Agbéyomé Kodjo a prévu une loi qui oblige les partis politiques non pas à présenter les femmes, mais à mettre des femmes en posture de gagner. Il s’agit d’alterner homme et femme sur les listes. Le système de microfinance dans sa forme actuelle maintient les femmes dans une spirale de prêts, dont elles dépendent. Il faut augmenter le montant des prêts et réduire les taux de remboursement pour sortir les femmes de ce cycle infernal. La gratuité de l’école permettra aux femmes d’être scolarisées et de mieux se positionner dans la société. Il faut reconstruire les grands marchés de Lomé, de Kara et multiplier les marchés modernes dans le pays pour permettre aux femmes d’avoir des espaces pour réaliser leurs activités génératrices de revenus.

Le processus électoral apaisé

En tant que parti politique, nous n’avons pas un engagement particulier. Agbéyomé Kodjo a toujours été un homme de paix depuis qu’il est en politique. C’est à l’État de garantir la paix dans le pays. Mais si le gouvernement organise la fraude, cela peut conduire les populations à sortir dans la rue. L’État doit éviter de frustrer les citoyens comme il le fait déjà en interdisant l’observation électorale.

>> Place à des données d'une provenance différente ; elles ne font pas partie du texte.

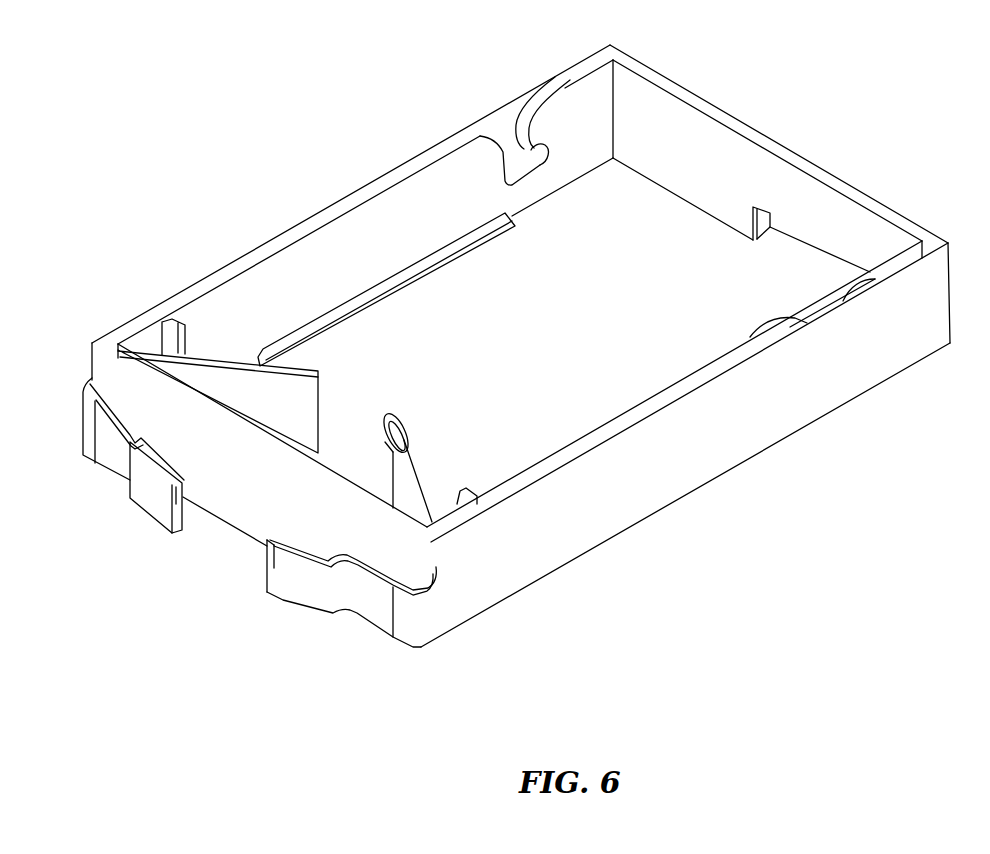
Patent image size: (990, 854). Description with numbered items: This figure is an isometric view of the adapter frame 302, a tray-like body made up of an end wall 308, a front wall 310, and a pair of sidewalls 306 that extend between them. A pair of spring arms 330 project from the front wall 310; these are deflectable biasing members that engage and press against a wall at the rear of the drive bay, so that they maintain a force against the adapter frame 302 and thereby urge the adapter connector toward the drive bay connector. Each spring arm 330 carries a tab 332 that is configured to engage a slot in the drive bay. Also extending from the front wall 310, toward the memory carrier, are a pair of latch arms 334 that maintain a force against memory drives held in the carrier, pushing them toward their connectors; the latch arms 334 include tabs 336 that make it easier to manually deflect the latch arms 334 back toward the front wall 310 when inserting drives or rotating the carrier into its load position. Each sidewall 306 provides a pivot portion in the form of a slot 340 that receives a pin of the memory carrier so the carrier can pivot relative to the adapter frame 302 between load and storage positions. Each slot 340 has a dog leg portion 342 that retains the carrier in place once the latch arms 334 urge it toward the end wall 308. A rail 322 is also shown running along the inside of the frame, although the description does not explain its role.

The adapter frame 302 is at (521, 346).
The sidewall 306 is at (233, 262).
The end wall 308 is at (808, 188).
The front wall 310 is at (232, 527).
The rail 322 is at (362, 285).
The spring arm 330 is at (118, 455).
The tab 332 is at (160, 503).
The latch arm 334 is at (321, 395).
The tab 336 is at (398, 428).
The slot 340 is at (503, 125).
The dog leg portion 342 is at (546, 168).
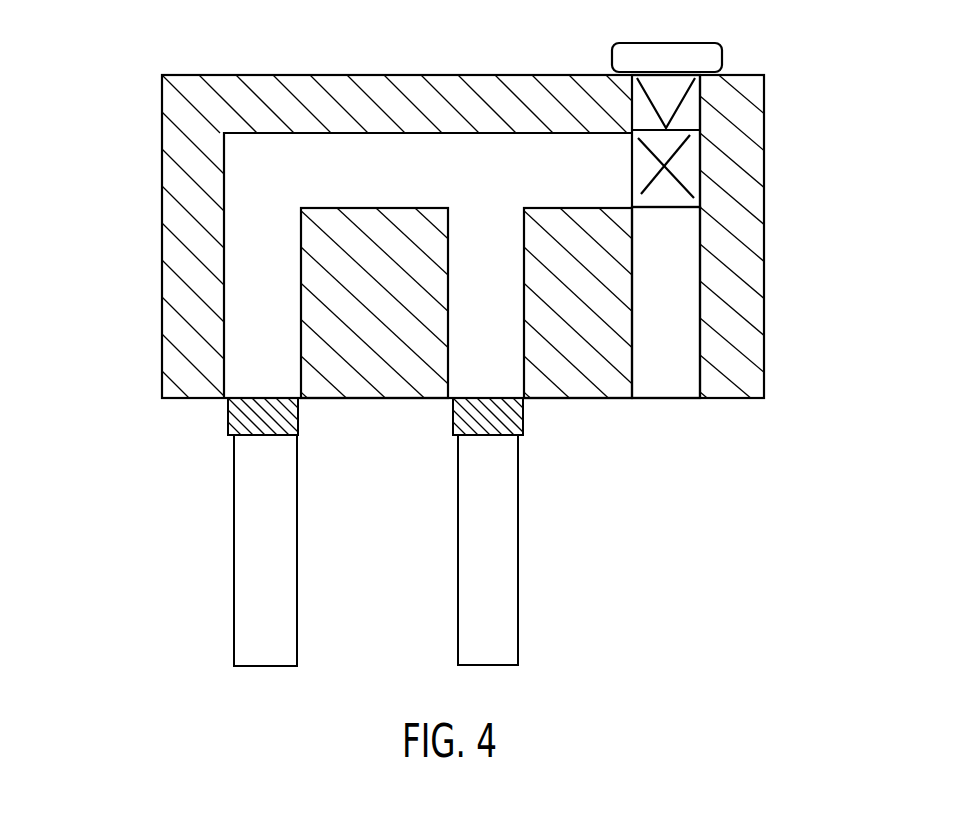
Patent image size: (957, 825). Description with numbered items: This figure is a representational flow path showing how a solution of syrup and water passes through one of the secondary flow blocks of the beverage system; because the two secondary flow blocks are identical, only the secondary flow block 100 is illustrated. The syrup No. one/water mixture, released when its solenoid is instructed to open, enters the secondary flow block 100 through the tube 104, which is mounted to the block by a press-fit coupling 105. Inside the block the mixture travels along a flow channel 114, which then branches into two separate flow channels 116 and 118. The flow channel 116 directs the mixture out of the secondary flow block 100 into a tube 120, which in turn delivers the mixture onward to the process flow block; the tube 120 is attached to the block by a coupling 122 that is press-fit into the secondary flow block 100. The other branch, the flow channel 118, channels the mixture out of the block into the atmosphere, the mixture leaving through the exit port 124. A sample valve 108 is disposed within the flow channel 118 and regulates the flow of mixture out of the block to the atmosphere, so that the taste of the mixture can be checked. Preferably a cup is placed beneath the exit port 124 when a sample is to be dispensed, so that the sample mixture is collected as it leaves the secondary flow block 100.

The secondary flow block 100 is at (173, 162).
The tube 104 is at (272, 566).
The press-fit coupling 105 is at (278, 424).
The sample valve 108 is at (688, 168).
The flow channel 114 is at (233, 303).
The flow channel 116 is at (463, 297).
The flow channel 118 is at (693, 298).
The tube 120 is at (495, 559).
The coupling 122 is at (493, 424).
The exit port 124 is at (677, 401).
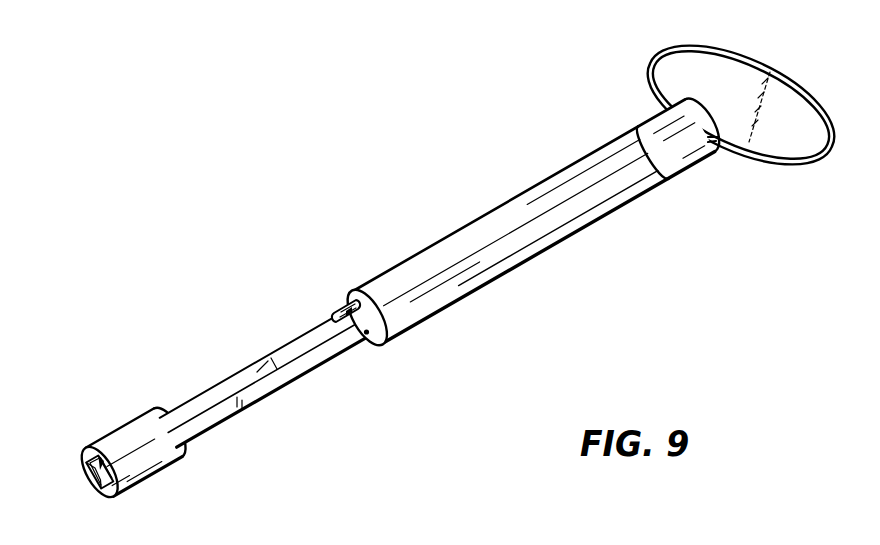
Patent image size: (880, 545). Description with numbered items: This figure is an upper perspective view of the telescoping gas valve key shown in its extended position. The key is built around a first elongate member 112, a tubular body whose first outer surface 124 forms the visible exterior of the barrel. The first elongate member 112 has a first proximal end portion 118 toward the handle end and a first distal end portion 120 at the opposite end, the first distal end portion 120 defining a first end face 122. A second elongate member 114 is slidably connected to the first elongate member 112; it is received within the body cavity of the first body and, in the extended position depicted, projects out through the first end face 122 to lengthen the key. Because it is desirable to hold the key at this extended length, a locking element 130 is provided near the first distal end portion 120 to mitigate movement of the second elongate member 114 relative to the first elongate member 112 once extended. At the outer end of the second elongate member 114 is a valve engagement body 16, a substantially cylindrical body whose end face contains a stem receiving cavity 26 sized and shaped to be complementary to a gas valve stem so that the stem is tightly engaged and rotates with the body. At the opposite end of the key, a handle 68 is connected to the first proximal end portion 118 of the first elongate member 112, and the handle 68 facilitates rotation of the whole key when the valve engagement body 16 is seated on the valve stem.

The valve engagement body 16 is at (117, 443).
The stem receiving cavity 26 is at (91, 479).
The handle 68 is at (786, 107).
The first elongate member 112 is at (510, 230).
The second elongate member 114 is at (273, 407).
The first proximal end portion 118 is at (623, 154).
The first distal end portion 120 is at (384, 288).
The first end face 122 is at (369, 348).
The first outer surface 124 is at (447, 283).
The locking element 130 is at (340, 301).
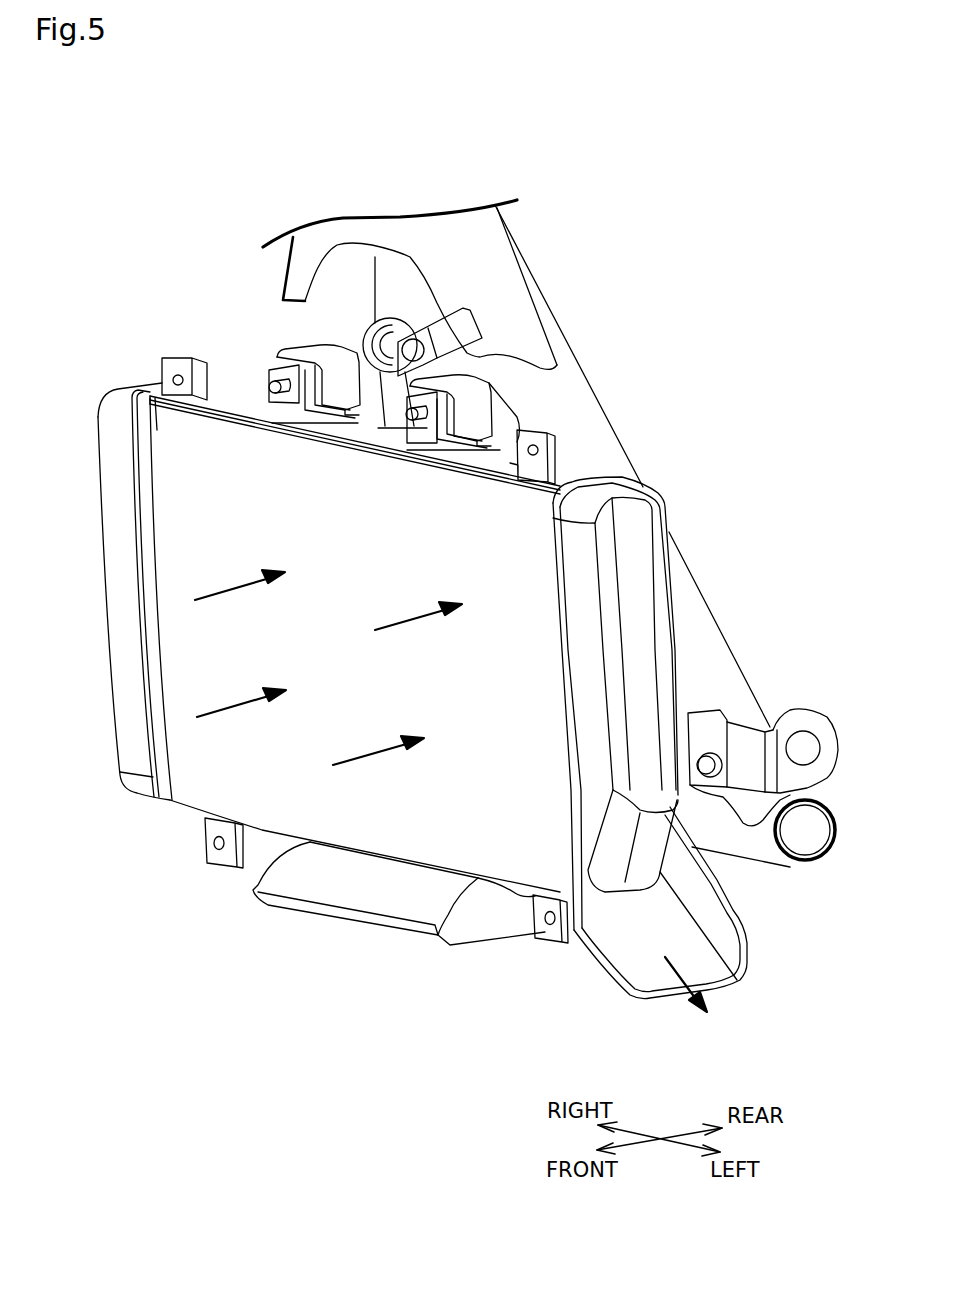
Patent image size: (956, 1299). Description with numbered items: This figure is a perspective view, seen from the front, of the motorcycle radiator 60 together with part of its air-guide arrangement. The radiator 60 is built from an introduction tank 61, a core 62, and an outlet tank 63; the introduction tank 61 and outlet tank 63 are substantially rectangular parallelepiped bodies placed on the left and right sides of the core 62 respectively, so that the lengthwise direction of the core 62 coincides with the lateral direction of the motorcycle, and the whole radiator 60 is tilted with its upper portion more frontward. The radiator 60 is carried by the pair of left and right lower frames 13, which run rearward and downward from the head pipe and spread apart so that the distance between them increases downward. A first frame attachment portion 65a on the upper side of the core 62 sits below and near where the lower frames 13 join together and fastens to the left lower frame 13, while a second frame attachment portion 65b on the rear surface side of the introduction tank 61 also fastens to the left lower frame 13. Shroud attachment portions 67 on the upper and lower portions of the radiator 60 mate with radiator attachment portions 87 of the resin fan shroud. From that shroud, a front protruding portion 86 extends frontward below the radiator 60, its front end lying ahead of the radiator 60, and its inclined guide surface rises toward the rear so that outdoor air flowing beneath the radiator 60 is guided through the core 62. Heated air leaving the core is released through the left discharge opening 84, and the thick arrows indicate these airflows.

The lower frame 13 is at (357, 250).
The radiator 60 is at (187, 332).
The introduction tank 61 is at (650, 520).
The core 62 is at (170, 483).
The outlet tank 63 is at (117, 403).
The first frame attachment portion 65a is at (397, 323).
The second frame attachment portion 65b is at (688, 717).
The shroud attachment portion 67 is at (298, 413).
The left discharge opening 84 is at (630, 963).
The front protruding portion 86 is at (380, 900).
The radiator attachment portion 87 is at (305, 342).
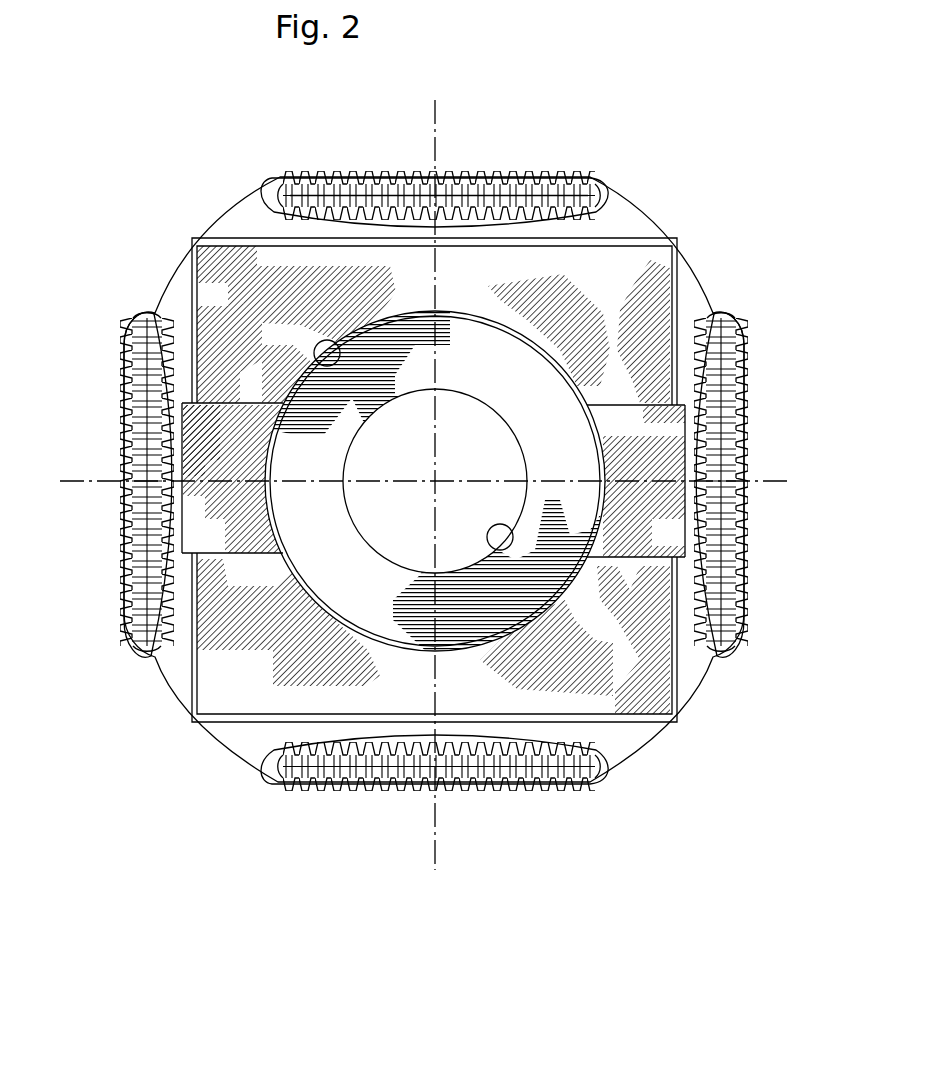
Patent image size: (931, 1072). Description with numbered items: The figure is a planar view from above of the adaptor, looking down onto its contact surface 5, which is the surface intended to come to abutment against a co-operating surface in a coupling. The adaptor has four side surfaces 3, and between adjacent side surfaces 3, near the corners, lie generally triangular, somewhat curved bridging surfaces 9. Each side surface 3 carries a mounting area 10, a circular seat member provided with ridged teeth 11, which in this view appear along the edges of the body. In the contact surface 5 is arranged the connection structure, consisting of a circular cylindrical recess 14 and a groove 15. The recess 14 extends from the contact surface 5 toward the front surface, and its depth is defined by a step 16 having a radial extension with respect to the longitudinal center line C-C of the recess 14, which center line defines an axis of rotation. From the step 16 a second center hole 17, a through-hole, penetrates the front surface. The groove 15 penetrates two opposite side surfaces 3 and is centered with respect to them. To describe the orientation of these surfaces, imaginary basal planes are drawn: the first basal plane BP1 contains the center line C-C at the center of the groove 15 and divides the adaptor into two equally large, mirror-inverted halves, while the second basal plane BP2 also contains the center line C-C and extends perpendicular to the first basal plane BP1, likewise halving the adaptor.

The side surfaces 3 is at (250, 217).
The contact surface 5 is at (650, 270).
The bridging surfaces 9 is at (637, 210).
The mounting area 10 is at (483, 158).
The ridged teeth 11 is at (405, 170).
The circular cylindrical recess 14 is at (308, 358).
The groove 15 is at (653, 440).
The step 16 is at (333, 550).
The second center hole 17 is at (493, 543).
The longitudinal center line C-C is at (435, 481).
The first basal plane BP1 is at (792, 487).
The second basal plane BP2 is at (450, 840).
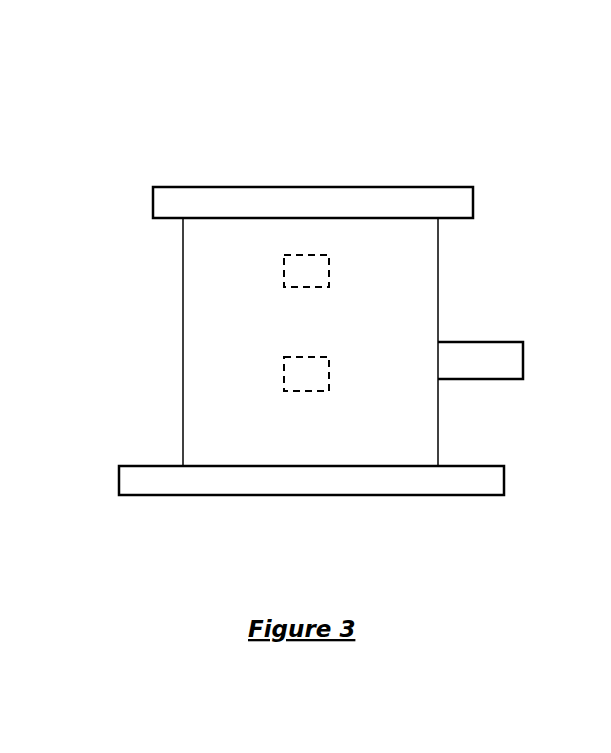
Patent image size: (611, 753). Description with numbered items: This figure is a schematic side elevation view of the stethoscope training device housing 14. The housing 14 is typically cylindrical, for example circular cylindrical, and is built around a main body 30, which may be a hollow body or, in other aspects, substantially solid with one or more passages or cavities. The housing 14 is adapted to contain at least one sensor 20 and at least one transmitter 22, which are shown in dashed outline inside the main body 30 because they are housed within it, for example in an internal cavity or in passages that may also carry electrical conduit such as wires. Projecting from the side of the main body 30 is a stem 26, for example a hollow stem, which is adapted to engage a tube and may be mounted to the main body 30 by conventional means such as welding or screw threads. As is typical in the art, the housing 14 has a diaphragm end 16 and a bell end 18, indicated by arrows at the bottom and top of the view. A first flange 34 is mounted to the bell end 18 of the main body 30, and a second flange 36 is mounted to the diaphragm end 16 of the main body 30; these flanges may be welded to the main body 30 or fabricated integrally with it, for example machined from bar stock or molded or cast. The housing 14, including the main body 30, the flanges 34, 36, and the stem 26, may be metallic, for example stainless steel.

The stethoscope training device housing 14 is at (387, 130).
The diaphragm end 16 is at (231, 527).
The bell end 18 is at (238, 145).
The sensor 20 is at (284, 272).
The transmitter 22 is at (329, 382).
The stem 26 is at (498, 342).
The main body 30 is at (183, 303).
The first flange 34 is at (474, 202).
The second flange 36 is at (504, 483).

Si au soir du 22 février, Agbéyomé Kodjo gagnait les élections, il est évident que nous allons revendiquer notre victoire et nous allons appeler les Togolais à sortir massivement dans la rue réclamer notre victoire. A partir de ce moment, on connait la réponse traditionnelle du régime qui est la répression ; c’est possible que cela dévie sur la violence et ce sera le gouvernement qui en sera responsable.

Agbéyomé Kodjo appelle les Togolais à voter dans la paix et surtout très tôt et à attendre sur les lieux pour voir les résultats. Nous exhortons le gouvernement à déployer le matériel électoral dans les délais prévus par la loi. Pour des besoins de transparence, nous exhortons la CENI à proclamer les résultats bureau de vote par bureau de vote.